SENSITIVE DATA! It’s an interesting topic! In this post I’m trying to explain how to hash data to increase security during ETL. Assume that we have sensitive data stored in several secured source systems. The source systems are located in different countries and different regions. As the source systems themselves are secured, how we can cover data security needs during ETL process to read data from source systems and load into staging area? Apart from using secured network infrastructure, VPN, network tunnelling etc. we need to cover data layer security to extract sensitive data. One of the best ways is hashing data when it is extracting from source databases. Hashbytes is a T-SQL function that is available in SQL Server 2005 and later. As you might know there are many hashing algorithms, but, different SQL Server versions are supporting different range of hashing algorithms. For instance SHA1 is supported by SQL Server 2005 and later, but, if you are looking more secure hashing systems like SHA2, 256 (32 bytes) or 512 (64 bytes), you should use SQL Server 2012. Actually the hashbytes function will return null in earlier versions of SQL Server. If you are looking for a higher level of security like SHA3 that is originally known as “Keccak” you should wait for it for a long time as based on my investigations it is not supported even in SQL Server 2014 OR you can write your own SHA3 code OR just rely on some third party codes available on the Internet! So let’s get our hands dirty with using hashbytes in different versions of SQL Server.
SQL Server 2005:
SELECT @@version [SQL Server Version]
, hashbytes(‘SHA1’, ‘123456’) [SHA1]
, hashbytes(‘SHA2_256’, ‘123456’) [SHA2_256]

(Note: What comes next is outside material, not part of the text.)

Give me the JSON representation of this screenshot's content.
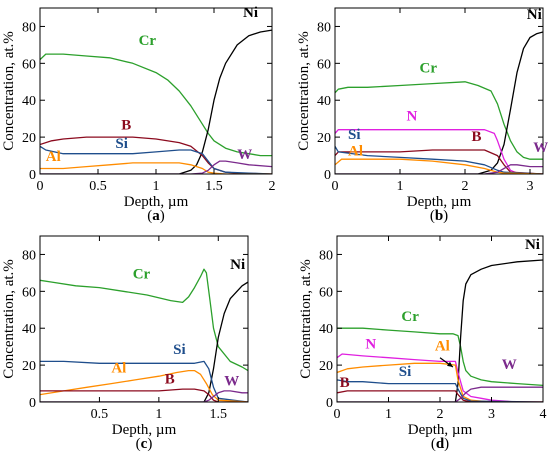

, hashbytes(‘SHA2_512’, ‘123456’) [SHA2_512]
Let’s run the same query in SQL Server 2008 and see the results:
Again the result for SHA2 is null.
And know we are testing SQL Server 2012:
We will see the same results retrieved from SQL server 2014.

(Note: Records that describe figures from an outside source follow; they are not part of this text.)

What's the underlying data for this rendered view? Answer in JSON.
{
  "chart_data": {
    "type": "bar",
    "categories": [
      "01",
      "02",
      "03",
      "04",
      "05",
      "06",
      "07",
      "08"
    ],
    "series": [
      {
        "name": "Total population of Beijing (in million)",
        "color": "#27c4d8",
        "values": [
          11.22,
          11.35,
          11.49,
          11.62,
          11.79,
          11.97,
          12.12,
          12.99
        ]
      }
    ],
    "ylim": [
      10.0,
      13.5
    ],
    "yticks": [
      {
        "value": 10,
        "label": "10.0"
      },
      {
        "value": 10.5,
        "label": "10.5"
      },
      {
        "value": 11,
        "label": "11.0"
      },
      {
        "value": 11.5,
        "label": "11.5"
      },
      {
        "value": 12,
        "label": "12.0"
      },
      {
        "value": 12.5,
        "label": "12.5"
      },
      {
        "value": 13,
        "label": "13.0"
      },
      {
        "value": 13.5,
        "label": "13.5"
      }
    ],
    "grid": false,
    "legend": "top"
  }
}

So, the idea is DO NOT LOADING SENSITIVE DATA AT ALL. Consequently, it seems the only way that the data might leak is that somebody sniffs the SQL codes that are retrieving data in memory (note that our assumption is we have a secure network infrastructure). Now we can put our T-SQL code into an “OLE DB Source” component in SQL Server Integration Services (SSIS) and we will have the hashed data (VarBinary) in the staging area.